The first anniversary of the U.S. embassy’s move to Jerusalem sparked multiple articles in the Israeli press declaring it a failure for both U.S. President Donald Trump and Israeli Prime Minister Benjamin Netanyahu. From the left-wing Haaretz to the centrist Times of Israel, headlines trumpeted the fact that only one minor country, Guatemala, has followed America’s lead. And even that might prove fleeting, as several candidates in next month’s Guatemalan election have pledged to return the embassy to Tel Aviv.

All this is true, but it also misses the point. And it thereby obscures the real and lasting gains of the embassy move.

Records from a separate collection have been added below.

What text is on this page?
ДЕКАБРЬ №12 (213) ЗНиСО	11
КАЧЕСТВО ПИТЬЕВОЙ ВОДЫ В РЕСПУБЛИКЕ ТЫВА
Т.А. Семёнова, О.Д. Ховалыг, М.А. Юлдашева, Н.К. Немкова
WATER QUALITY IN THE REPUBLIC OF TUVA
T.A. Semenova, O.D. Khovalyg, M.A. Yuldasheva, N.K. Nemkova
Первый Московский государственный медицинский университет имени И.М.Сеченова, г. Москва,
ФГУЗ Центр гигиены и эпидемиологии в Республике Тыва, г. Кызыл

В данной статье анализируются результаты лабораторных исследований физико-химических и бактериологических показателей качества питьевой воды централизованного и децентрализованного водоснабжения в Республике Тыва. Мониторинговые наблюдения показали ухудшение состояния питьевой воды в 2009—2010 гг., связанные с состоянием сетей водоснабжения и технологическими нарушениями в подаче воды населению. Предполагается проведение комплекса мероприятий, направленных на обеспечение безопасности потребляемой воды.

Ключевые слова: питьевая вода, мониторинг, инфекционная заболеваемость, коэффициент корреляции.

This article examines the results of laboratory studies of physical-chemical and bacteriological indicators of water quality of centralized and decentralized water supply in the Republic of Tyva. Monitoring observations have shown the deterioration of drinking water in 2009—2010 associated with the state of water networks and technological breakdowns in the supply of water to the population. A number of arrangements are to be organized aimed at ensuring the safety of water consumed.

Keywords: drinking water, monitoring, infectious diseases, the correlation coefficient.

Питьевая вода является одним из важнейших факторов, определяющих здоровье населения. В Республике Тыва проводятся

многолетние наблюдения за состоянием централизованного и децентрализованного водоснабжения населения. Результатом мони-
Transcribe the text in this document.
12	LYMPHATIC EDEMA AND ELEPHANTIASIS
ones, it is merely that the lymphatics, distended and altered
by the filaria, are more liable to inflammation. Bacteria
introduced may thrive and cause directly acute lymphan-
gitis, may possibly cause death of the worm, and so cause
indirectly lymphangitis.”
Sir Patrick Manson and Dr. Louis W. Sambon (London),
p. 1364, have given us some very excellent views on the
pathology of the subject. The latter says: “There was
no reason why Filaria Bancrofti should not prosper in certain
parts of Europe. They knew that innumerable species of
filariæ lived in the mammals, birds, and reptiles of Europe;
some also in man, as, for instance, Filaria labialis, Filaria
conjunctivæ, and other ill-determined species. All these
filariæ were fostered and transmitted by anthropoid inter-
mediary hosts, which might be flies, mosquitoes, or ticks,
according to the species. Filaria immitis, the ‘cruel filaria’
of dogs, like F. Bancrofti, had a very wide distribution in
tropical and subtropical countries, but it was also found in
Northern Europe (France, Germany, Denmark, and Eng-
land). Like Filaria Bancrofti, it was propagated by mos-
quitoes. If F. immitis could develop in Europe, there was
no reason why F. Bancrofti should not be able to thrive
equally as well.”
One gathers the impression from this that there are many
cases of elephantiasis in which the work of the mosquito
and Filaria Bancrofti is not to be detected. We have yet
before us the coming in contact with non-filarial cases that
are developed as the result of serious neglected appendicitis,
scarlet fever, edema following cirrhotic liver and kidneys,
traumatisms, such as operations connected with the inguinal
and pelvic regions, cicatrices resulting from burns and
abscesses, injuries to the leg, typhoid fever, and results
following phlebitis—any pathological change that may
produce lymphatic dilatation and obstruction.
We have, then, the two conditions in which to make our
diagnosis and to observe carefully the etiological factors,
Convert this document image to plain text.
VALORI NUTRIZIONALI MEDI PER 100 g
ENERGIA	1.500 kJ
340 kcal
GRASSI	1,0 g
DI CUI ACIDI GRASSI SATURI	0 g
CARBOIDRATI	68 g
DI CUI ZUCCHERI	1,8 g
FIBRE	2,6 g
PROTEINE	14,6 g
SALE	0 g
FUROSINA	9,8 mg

To understand why, it’s worth recalling America’s own history on this issue. In 1995, Congress passed the Jerusalem Embassy Act, which ordered the embassy relocated from Tel Aviv to Jerusalem. It was approved by overwhelming bipartisan majorities in both the House (374-37) and the Senate (93-5). And in every subsequent election, every presidential candidate, whether Republican or Democratic, pledged to honor this directive.

Yet despite this consensus, it still took more than 20 years for the move to happen. Successive presidents, both Republican and Democratic, proved reluctant to defy international opposition. Consequently, they exercised a provision of the law allowing the move to be postponed due to national security considerations. These presidential waivers were renewed every six months for more than two decades.

In contrast, recognizing Jerusalem as Israel’s capital was never been mooted as a possibility by any other country in the world. Outside America, not a single mainstream party, whether liberal or conservative, ever considered an embassy move, much less actively supported the idea.

Expecting other countries to go from having never even thought about moving their embassies to actually doing so in the space of just 12 months was always fatuous. Indeed, I warned a year ago that “Jerusalem isn’t going to be flooded with new embassies anytime soon.” If it took America more than two decades to move its embassy despite a bipartisan consensus that was codified in legislation, it will clearly take time for countries that have only just started considering the issue to reach the point of being ready to actually make the move.